Multimediada ki şarkıyı mutlaka dinleyip, izleyiniz ♡
Ceylin'in ağzından,
Yağız'ın yorumlarından sonra yorumları kapatmıştım. Ama gören görmüş, screenshot'unu bile almış ve hemen yaymışlardı. Yağız'ın yaptıkları gerçekten beni şaşırtıyordu. Yazdığı mesajlar, yorumlar... Bu benim tanıdığım eski Yağız Arkın değildi.
"Yaptın mı?" diyerek, elimdeki telefonu alan Ayçin'e bakış atıp bavulumu aldım.
"Yaptım," diyerek mırıldandığımda "OHA! Yağız'ın yorumları olay olmuş," der demez telefonumu elinden aldım.
"Umurumda değil,"
"At yalanını sikeyim inanı,"
Ayçin'e ölümcül bakışlar yollarken telefonuma düşen bildirimleri, hatta internetimi de kapattım. Kimliğimi ve yüzümü açıkladığım için dm kutum epey sakin olmayacaktı.
"Ne yaptınız güzellikler?" diyerek, önce Ayçin'in yanağını ardından da benim yanağımı öpen Ayaz'a zoraki gülümsedim.
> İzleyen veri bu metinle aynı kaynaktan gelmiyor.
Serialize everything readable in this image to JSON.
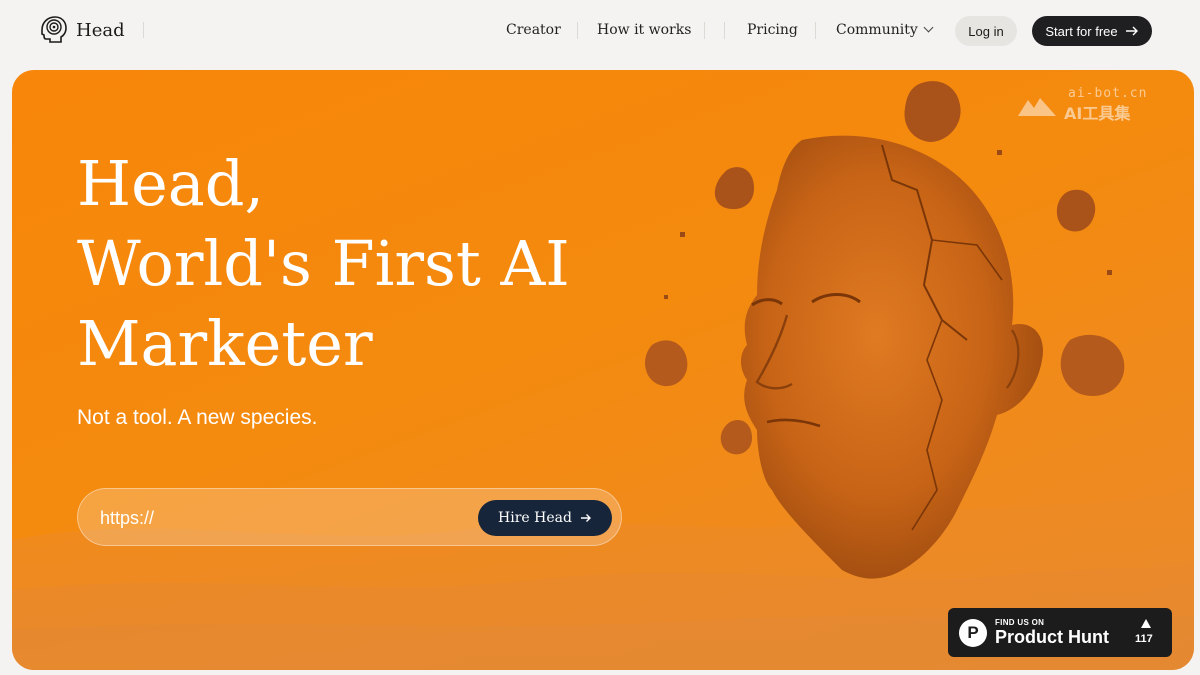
{
  "brand": {
    "name": "Head",
    "logo_icon": "head-profile-icon"
  },
  "nav": {
    "links": [
      {
        "label": "Creator"
      },
      {
        "label": "How it works"
      },
      {
        "label": "Pricing"
      },
      {
        "label": "Community"
      }
    ],
    "login_label": "Log in",
    "start_label": "Start for free",
    "start_icon": "arrow-right-icon"
  },
  "hero": {
    "headline": [
      "Head,",
      "World's First AI",
      "Marketer"
    ],
    "subheadline": "Not a tool. A new species.",
    "url_placeholder": "https://",
    "cta_label": "Hire Head",
    "cta_icon": "arrow-right-icon",
    "background_color": "#f58a10",
    "image": "floating-head-sculpture"
  },
  "watermark": {
    "line1": "ai-bot.cn",
    "line2": "AI工具集"
  },
  "product_hunt": {
    "small_label": "FIND US ON",
    "big_label": "Product Hunt",
    "votes": "117",
    "logo_letter": "P"
  }
}
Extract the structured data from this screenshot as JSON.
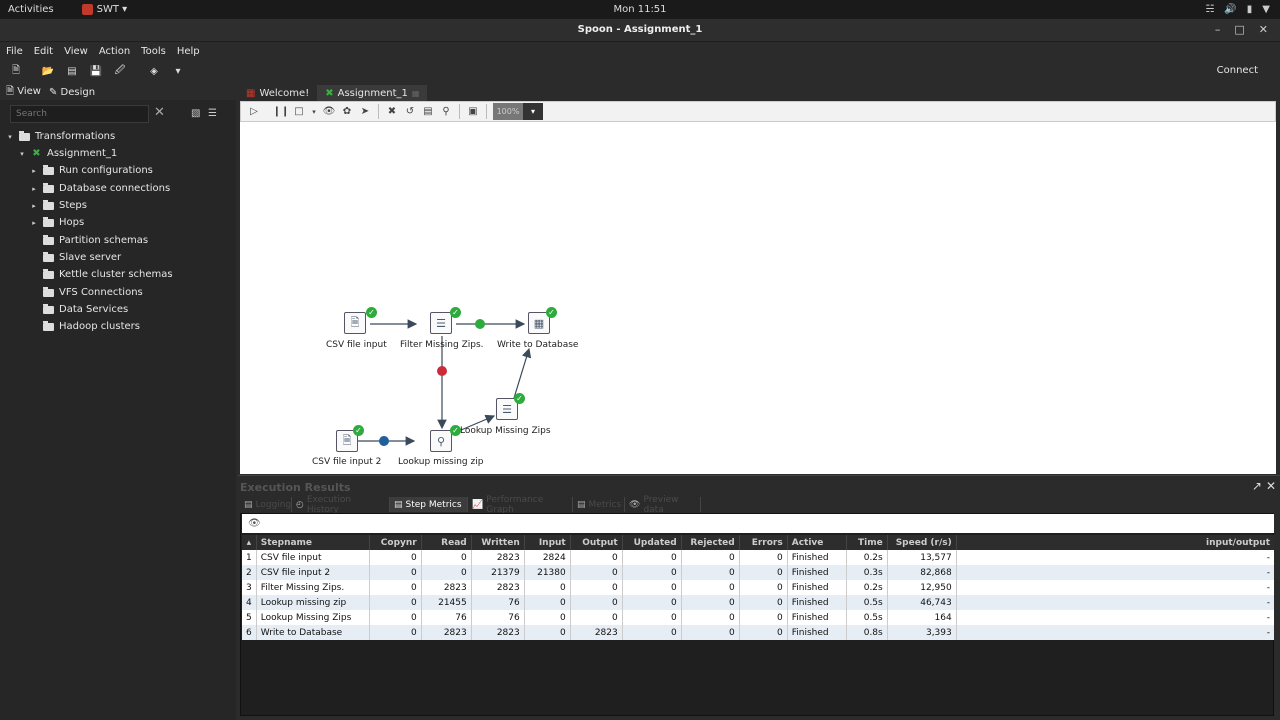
{
  "topbar": {
    "activities": "Activities",
    "app_name": "SWT ▾",
    "clock": "Mon 11:51"
  },
  "window": {
    "title": "Spoon - Assignment_1"
  },
  "menu": [
    "File",
    "Edit",
    "View",
    "Action",
    "Tools",
    "Help"
  ],
  "toolbar": {
    "connect": "Connect"
  },
  "left_panel": {
    "tab_view": "View",
    "tab_design": "Design",
    "search_placeholder": "Search",
    "tree": [
      {
        "label": "Transformations",
        "level": 0,
        "arrow": "▾",
        "icon": "folder"
      },
      {
        "label": "Assignment_1",
        "level": 1,
        "arrow": "▾",
        "icon": "transformation"
      },
      {
        "label": "Run configurations",
        "level": 2,
        "arrow": "▸",
        "icon": "folder"
      },
      {
        "label": "Database connections",
        "level": 2,
        "arrow": "▸",
        "icon": "folder"
      },
      {
        "label": "Steps",
        "level": 2,
        "arrow": "▸",
        "icon": "folder"
      },
      {
        "label": "Hops",
        "level": 2,
        "arrow": "▸",
        "icon": "folder"
      },
      {
        "label": "Partition schemas",
        "level": 2,
        "arrow": "",
        "icon": "folder"
      },
      {
        "label": "Slave server",
        "level": 2,
        "arrow": "",
        "icon": "folder"
      },
      {
        "label": "Kettle cluster schemas",
        "level": 2,
        "arrow": "",
        "icon": "folder"
      },
      {
        "label": "VFS Connections",
        "level": 2,
        "arrow": "",
        "icon": "folder"
      },
      {
        "label": "Data Services",
        "level": 2,
        "arrow": "",
        "icon": "folder"
      },
      {
        "label": "Hadoop clusters",
        "level": 2,
        "arrow": "",
        "icon": "folder"
      }
    ]
  },
  "doc_tabs": {
    "welcome": "Welcome!",
    "assignment": "Assignment_1"
  },
  "canvas_toolbar": {
    "zoom": "100%"
  },
  "steps": {
    "csv_input": "CSV file input",
    "filter": "Filter Missing Zips.",
    "write_db": "Write to Database",
    "csv_input2": "CSV file input 2",
    "lookup_zip": "Lookup missing zip",
    "lookup_zips": "Lookup Missing Zips"
  },
  "execution": {
    "title": "Execution Results",
    "tabs": {
      "logging": "Logging",
      "history": "Execution History",
      "metrics": "Step Metrics",
      "perf": "Performance Graph",
      "metrics2": "Metrics",
      "preview": "Preview data"
    },
    "columns": [
      "Stepname",
      "Copynr",
      "Read",
      "Written",
      "Input",
      "Output",
      "Updated",
      "Rejected",
      "Errors",
      "Active",
      "Time",
      "Speed (r/s)",
      "input/output"
    ],
    "rows": [
      {
        "num": "1",
        "stepname": "CSV file input",
        "copynr": "0",
        "read": "0",
        "written": "2823",
        "input": "2824",
        "output": "0",
        "updated": "0",
        "rejected": "0",
        "errors": "0",
        "active": "Finished",
        "time": "0.2s",
        "speed": "13,577",
        "io": "-"
      },
      {
        "num": "2",
        "stepname": "CSV file input 2",
        "copynr": "0",
        "read": "0",
        "written": "21379",
        "input": "21380",
        "output": "0",
        "updated": "0",
        "rejected": "0",
        "errors": "0",
        "active": "Finished",
        "time": "0.3s",
        "speed": "82,868",
        "io": "-"
      },
      {
        "num": "3",
        "stepname": "Filter Missing Zips.",
        "copynr": "0",
        "read": "2823",
        "written": "2823",
        "input": "0",
        "output": "0",
        "updated": "0",
        "rejected": "0",
        "errors": "0",
        "active": "Finished",
        "time": "0.2s",
        "speed": "12,950",
        "io": "-"
      },
      {
        "num": "4",
        "stepname": "Lookup missing zip",
        "copynr": "0",
        "read": "21455",
        "written": "76",
        "input": "0",
        "output": "0",
        "updated": "0",
        "rejected": "0",
        "errors": "0",
        "active": "Finished",
        "time": "0.5s",
        "speed": "46,743",
        "io": "-"
      },
      {
        "num": "5",
        "stepname": "Lookup Missing Zips",
        "copynr": "0",
        "read": "76",
        "written": "76",
        "input": "0",
        "output": "0",
        "updated": "0",
        "rejected": "0",
        "errors": "0",
        "active": "Finished",
        "time": "0.5s",
        "speed": "164",
        "io": "-"
      },
      {
        "num": "6",
        "stepname": "Write to Database",
        "copynr": "0",
        "read": "2823",
        "written": "2823",
        "input": "0",
        "output": "2823",
        "updated": "0",
        "rejected": "0",
        "errors": "0",
        "active": "Finished",
        "time": "0.8s",
        "speed": "3,393",
        "io": "-"
      }
    ]
  },
  "colors": {
    "success": "#2eab3d",
    "error": "#cc2b3a",
    "info": "#1f5f9a"
  }
}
"Ceylin kimliğini açıkladı," diyen Ayçin'e şaşkınlıkla bakan Ayaz, daha sonra da bana döndü.
"Gerçekten mi?"
"Şakacıktan," diyerek güldüm ve onları beklemeden havaalanının kapısından kendimi içeri attım.
Yaklaşık bir saate yakın gerekli işlemleri hallettikten sonra uçağın yarım saat sonra açılacak kapısını beklemeye başladık, lobide. Ayaz ve Ayçin telefona gömülmüş birşeylerle uğraşırken ikisinin de dikkatini kendime çekmek için parmaklarımı şıklattım.
"Şimdi siz aldığınız iki kişilik özel koltuklarda oturacaksınız ya. Ben tek başıma mı oturacağım?"
Ayçin, telefonunu bacaklarına koyarak derin bir nefes aldı.
"Evet bebeğim, sana da bizim koltukların bulunduğu yerden iki koltuk önde aynı koltuktan aldık. Maalesef sen yalnız oturmak zorunda kalacaksın,"
Bu beni sinirlendirmişti.
"Bok vardı özel koltuklarda. Sıradan üç kişilik koltuklarda oturmak varken yaptığınıza bakın. Ayıp ya,"
"Şşt, güzellik hemen kızma. Hem sen bizim cilveleşmemizden uzak olmak istediğin için şey ettik biz yani dimi Ayçin," diyen Ayaz'a gözlerimi devirerek yüzümü ekşittim.
"Neyse en azından dediğin gibi sizin cilveleşmenizden uzak bir saat müzik dinleyerek gök yüzünü izlerim bende. Umarım cam kenarında seçmişsindir Ayçin,"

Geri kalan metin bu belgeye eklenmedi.